Abstract

Phosphorus (P) resource availability and quality is declining and recycling P-fertilizers from waste materials are becoming increasingly important. One important secondary P resource is sewage sludge (SSL) where P is often bound as aluminum phosphate (Al-P), iron phosphate (Fe-P) and polyphosphate (poly-P), respectively. Thermal treatment in different ways is a promising way in P recycling to produce highly plant-available P-fertilizers. To investigate mechanisms behind transformation of hardly available P-species toward plant-available P forms we treated a model SSL containing different kinds of defined P sources by low-temperature conversion (LTC) at 500 °C and subsequent thermochemical treatment of the LTC product with Na additives (TCT) at 950 °C, respectively. Pot experiments with ryegrass were carried out to determine the plant availability of P of the different treatments.

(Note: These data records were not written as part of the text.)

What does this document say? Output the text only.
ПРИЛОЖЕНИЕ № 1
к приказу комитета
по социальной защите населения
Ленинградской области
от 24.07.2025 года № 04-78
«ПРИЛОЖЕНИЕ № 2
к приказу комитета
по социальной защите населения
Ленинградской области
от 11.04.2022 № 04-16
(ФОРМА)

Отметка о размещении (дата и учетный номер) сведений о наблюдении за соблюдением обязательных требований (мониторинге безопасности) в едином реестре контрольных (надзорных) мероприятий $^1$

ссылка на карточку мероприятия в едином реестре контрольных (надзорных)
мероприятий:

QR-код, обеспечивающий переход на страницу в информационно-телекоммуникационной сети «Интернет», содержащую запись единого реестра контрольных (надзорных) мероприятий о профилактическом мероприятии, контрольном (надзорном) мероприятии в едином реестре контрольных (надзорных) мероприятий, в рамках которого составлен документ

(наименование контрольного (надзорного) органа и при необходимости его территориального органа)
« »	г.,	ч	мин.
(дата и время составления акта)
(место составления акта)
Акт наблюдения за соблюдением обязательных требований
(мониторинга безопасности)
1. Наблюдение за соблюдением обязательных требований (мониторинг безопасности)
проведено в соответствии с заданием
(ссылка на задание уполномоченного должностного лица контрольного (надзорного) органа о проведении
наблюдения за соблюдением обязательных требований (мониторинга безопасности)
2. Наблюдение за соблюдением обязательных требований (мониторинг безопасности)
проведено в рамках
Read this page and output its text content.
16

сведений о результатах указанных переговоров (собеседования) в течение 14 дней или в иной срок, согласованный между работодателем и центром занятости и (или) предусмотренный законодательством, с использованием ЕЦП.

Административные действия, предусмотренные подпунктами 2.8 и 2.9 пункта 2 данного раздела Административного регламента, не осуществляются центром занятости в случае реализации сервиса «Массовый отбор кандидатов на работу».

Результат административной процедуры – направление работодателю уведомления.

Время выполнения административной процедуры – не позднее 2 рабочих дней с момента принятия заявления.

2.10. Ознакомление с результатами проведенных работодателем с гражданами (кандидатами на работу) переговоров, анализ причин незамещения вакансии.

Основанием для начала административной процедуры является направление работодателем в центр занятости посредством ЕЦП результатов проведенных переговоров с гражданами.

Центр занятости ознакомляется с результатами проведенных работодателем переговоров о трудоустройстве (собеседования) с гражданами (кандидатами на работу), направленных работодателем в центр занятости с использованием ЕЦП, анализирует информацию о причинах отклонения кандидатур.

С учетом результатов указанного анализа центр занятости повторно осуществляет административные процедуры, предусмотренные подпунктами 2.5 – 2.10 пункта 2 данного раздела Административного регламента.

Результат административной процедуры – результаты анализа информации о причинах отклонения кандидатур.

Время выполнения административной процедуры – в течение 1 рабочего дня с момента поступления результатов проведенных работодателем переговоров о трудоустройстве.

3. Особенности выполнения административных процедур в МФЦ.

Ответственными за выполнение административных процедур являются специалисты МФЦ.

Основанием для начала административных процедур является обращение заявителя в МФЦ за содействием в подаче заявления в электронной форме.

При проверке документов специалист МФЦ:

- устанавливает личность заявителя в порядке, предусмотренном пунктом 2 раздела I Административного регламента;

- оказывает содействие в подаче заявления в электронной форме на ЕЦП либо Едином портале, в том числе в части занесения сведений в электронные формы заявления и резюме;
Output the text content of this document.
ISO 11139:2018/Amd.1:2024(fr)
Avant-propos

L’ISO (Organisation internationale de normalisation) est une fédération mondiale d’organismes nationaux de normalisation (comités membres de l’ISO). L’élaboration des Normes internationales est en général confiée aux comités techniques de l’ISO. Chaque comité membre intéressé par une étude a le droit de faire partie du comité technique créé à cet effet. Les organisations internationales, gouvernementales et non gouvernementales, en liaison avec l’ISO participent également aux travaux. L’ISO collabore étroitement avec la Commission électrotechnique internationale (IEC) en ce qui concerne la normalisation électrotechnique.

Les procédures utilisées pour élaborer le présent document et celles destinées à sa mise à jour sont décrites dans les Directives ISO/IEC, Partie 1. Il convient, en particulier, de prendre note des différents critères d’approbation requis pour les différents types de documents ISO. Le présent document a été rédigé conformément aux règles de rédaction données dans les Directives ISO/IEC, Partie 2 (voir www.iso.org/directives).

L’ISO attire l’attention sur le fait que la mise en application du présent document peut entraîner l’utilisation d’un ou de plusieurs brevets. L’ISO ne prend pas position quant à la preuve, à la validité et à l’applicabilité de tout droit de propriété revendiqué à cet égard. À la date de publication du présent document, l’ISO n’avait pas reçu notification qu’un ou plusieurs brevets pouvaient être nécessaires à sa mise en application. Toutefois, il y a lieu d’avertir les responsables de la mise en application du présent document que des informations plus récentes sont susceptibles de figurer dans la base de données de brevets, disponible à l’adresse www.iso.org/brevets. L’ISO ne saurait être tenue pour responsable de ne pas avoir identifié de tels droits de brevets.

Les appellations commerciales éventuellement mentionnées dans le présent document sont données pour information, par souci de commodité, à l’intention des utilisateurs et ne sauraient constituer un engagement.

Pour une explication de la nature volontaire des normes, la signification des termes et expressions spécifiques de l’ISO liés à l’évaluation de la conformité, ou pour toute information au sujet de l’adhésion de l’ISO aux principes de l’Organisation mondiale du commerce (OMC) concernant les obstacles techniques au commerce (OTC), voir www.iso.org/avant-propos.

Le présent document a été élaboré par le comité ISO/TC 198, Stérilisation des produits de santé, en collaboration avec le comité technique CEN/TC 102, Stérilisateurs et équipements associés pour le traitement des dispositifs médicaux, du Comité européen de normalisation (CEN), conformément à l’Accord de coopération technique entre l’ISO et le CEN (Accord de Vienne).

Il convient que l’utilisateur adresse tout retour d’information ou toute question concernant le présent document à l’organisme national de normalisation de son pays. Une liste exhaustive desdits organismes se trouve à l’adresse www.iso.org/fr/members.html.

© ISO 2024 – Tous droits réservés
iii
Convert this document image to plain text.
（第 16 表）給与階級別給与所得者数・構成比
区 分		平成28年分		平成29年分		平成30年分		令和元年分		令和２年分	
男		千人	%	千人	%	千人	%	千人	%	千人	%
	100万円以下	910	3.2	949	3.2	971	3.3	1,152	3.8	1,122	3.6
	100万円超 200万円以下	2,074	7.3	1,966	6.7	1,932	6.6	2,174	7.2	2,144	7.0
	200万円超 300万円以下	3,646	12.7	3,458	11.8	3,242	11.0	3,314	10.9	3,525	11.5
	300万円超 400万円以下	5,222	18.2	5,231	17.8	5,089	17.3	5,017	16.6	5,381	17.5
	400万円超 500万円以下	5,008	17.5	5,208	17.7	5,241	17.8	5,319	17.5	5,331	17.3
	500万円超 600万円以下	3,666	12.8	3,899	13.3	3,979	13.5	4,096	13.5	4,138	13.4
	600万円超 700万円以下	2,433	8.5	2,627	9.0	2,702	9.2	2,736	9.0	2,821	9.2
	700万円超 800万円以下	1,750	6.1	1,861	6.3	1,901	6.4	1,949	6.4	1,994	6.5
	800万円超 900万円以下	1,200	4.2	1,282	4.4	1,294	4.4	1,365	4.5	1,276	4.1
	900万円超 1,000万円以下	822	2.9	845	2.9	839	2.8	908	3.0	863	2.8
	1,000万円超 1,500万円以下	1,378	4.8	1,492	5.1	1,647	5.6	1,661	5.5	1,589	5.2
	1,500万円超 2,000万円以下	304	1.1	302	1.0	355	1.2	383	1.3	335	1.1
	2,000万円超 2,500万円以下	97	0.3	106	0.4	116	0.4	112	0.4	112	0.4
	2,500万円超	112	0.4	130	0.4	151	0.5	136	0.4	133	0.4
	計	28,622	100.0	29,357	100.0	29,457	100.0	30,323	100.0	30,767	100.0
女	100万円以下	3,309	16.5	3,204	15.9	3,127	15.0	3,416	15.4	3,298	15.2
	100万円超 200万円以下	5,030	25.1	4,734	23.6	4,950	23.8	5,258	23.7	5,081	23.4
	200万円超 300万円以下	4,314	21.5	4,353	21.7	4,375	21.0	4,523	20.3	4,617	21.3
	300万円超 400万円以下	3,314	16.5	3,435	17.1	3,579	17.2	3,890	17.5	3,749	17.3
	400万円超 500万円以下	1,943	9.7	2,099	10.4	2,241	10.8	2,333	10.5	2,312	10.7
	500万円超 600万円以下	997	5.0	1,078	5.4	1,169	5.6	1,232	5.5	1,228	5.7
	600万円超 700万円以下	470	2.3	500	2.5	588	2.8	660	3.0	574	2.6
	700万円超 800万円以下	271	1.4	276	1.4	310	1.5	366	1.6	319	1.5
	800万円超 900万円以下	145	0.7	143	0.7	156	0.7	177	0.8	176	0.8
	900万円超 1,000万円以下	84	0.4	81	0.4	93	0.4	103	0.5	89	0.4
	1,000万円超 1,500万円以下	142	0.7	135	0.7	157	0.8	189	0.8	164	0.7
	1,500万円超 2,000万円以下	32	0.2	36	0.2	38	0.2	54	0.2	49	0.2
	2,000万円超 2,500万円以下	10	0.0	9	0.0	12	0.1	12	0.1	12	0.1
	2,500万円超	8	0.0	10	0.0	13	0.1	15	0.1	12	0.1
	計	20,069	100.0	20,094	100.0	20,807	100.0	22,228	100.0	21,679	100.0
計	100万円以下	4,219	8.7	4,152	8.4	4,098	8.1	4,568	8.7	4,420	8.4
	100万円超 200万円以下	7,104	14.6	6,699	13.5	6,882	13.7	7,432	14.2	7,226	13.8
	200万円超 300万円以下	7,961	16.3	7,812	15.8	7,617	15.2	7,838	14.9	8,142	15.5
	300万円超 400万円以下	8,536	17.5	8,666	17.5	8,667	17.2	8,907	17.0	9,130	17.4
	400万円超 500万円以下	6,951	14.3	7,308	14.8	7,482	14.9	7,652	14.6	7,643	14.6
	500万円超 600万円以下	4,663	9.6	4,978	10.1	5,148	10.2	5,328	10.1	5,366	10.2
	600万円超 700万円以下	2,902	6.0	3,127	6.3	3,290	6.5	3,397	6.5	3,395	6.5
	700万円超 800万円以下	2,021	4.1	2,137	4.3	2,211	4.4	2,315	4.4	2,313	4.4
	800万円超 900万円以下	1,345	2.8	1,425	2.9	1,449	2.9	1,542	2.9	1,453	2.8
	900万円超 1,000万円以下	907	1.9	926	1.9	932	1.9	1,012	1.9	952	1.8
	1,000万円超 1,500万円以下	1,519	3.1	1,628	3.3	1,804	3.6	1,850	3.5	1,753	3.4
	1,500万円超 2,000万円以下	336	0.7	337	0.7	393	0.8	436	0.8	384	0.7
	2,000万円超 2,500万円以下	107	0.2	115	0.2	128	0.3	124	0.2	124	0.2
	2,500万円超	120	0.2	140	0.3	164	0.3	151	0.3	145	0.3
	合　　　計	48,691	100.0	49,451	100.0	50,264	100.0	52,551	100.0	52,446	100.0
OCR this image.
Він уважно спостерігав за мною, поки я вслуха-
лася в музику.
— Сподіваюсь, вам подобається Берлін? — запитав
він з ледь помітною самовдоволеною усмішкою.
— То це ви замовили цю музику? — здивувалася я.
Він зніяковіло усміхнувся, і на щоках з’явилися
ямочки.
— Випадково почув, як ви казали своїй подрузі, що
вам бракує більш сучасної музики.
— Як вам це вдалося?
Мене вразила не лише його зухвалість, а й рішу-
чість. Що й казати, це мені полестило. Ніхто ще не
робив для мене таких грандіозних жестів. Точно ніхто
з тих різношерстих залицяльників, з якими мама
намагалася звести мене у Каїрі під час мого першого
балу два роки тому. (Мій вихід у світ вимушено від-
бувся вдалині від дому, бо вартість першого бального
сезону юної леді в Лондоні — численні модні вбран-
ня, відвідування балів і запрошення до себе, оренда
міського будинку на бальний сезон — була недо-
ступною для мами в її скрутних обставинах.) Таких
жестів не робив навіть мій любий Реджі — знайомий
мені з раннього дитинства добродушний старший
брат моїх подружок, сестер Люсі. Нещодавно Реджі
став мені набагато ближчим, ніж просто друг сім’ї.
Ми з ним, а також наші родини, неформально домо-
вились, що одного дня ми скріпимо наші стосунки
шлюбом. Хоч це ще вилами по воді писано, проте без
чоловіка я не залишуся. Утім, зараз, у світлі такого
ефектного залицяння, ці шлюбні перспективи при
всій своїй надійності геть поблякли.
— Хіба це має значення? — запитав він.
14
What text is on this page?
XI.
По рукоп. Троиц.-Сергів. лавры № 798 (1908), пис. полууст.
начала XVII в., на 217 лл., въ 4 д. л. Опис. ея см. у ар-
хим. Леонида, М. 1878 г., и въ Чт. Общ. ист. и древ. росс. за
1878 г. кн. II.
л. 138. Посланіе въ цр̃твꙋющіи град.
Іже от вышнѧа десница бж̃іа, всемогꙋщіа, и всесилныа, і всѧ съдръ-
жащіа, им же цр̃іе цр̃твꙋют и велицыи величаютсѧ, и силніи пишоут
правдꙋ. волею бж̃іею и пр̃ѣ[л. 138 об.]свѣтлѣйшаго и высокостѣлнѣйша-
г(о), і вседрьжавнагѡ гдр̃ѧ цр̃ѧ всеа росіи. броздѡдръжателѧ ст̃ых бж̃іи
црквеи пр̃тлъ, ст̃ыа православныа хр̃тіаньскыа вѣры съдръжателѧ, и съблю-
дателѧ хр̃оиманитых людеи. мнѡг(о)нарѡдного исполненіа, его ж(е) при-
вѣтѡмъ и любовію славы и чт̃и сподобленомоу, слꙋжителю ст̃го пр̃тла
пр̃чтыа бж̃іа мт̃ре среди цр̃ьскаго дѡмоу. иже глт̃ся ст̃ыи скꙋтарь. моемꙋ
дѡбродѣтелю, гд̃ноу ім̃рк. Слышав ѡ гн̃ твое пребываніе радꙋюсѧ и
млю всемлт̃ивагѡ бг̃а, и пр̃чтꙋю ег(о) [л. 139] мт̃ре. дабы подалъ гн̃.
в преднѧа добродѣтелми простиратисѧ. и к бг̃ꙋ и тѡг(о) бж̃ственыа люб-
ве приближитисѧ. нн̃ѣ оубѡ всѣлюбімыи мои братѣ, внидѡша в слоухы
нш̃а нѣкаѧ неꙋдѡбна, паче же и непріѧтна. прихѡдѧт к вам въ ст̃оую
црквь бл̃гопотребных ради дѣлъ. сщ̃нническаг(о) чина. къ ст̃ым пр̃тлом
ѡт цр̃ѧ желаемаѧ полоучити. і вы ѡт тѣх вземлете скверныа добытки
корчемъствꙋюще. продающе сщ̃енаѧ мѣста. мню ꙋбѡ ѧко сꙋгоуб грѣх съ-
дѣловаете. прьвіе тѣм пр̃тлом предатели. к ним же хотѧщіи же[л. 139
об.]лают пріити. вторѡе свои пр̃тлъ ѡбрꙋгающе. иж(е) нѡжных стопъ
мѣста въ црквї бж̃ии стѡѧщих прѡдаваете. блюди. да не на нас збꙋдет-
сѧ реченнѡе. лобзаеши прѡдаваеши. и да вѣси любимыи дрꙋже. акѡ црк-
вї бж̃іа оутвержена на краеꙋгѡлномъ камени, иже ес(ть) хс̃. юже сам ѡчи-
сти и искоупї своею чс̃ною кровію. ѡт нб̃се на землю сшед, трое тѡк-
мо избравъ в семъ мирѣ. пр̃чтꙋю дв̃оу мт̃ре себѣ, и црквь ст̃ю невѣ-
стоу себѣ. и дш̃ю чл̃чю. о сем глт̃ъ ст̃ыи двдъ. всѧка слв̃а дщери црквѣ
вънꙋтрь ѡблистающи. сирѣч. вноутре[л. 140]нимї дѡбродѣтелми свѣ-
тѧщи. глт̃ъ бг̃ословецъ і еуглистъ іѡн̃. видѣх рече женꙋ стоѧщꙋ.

The poly-P (here pyrophosphates) based fertilizers had a very high plant availability after both thermal treatments. During LTC treatment the plant availability of the Fe-P and Al-P variants increased because of the formation of Fe(II)-phosphates and/or pyro-/polyphosphates. Especially the formation of Al-polyphosphate shows a high plant availability. The subsequent TCT further increased strongly the plant availability of the Fe-P variants because of the formation of highly plant-available CaNaPO4. Thus, a direct TCT without prior LTC probably also produce CaNaPO4 and is recommended for Fe-P based SSL. However, a molar Ca/P ratio of ∼1 in the fertilizer is favorable for CaNaPO4 formation. Thus, the knowledge on the source of primary P in SSL is essential for choosing the accurate thermal treatment method to produce highly plant-available P-fertilizers from SSL.